When it comes to the vast retinue of interested parties that make up the royal money ecosystem, spare a cackle at Netflix, which somehow paid a grossed $100 million at the Sussexes and ended up with a rather boring documentary series, while CBS and Oprah won the historic interview in 2021, and Penguin Random House took the lead with this book.
Elsewhere, large numbers of marching riders took the opportunity to splash each other, ranging from Caroline Flack Publicist to the so-called pet Pen Farthing, which said he had to evacuate from Kabul after Harry’s Taliban murder revelations dropped. (How many times can this guy evacuate from Kabul? Hope he gets some air miles.) Or consider veteran BBC royal Nicholas Witchell instead. Witchell is arguably the second most damaged creature of all. Openly hated by the family whose lives he covers so obsequiously, it even now seems that he considers it his duty to visit various studios and grimace about the disservice to a king who is literally on camera saying of him, “I can’t stand that man…He’s so awful, he really is.”
And don’t forget the thousands of readers in it all, who either love it or love it, hate it. Above all, they read it. Harry’s stories topped the ratings on the Guardian’s website all week, not to mention the rest of the press, which took both a kick and countless millions from the Spare-fest of the last week. “I didn’t care about the politics of Rupert Murdoch,” Harry wrote at one point in Spare, “who was just to the right of the Taliban.” I think Murdoch has a lot more helicopters than the Taliban, both real and metaphorical, so this particular chess piece is likely to stay on the board.
Ultimately, however, people decided what Harry’s book says about him, one way or another. But surely the biggest unanswered question after this latest tide of revelations is: what does it say about us? What does it say about Britain that this fractured and painful lot is our first family? On an immediate level, the past week presented another way for the UK to appear crazy, weird and chaotic on the world stage.
Yet, regardless of the Republican minority, British public opinion seems to have divided the King and Queen consort, his sons and their wives into two categories: “obviously tortured, damaged and miserable, but enduring all their lives out of duty” (good) and “obviously tortured and damaged and miserable but saying it out loud and at length” (bad). What a sad situation it seems, though it’s always fun to read foaming online comments from people whose personal understanding of duty extends to liquor tax.

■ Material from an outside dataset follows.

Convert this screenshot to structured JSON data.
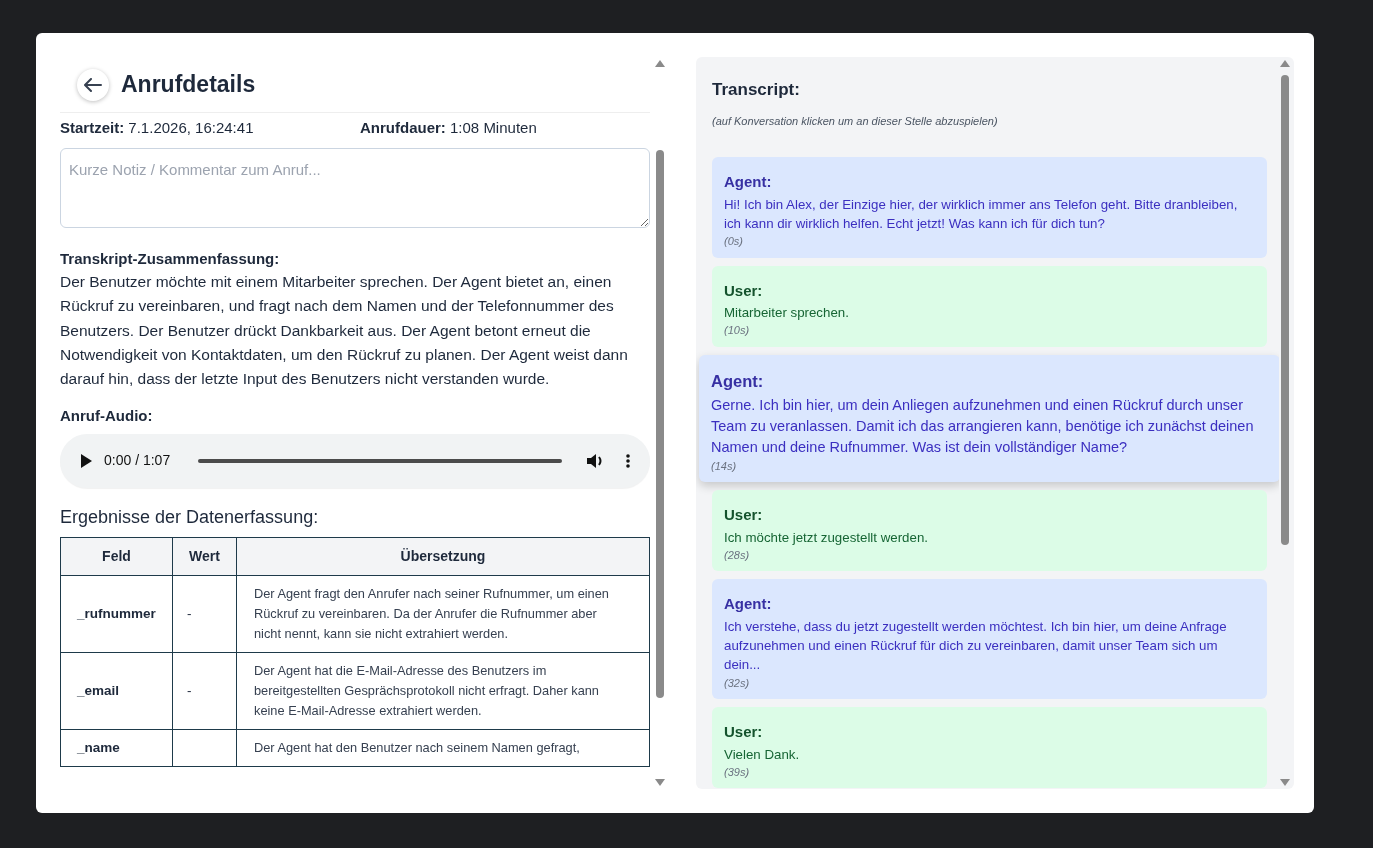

Above all, this period saga reminds us that there’s more than one way to look at that creepy term for the monarchy, “the institution.” We might pity the inmates and escapees of the facility, or be horrified by them, or turn a blind eye to the coldness and cruelty inherent in their existence. But we are, at the dawn of 2023, part of the society where the majority think this is probably the best place for them.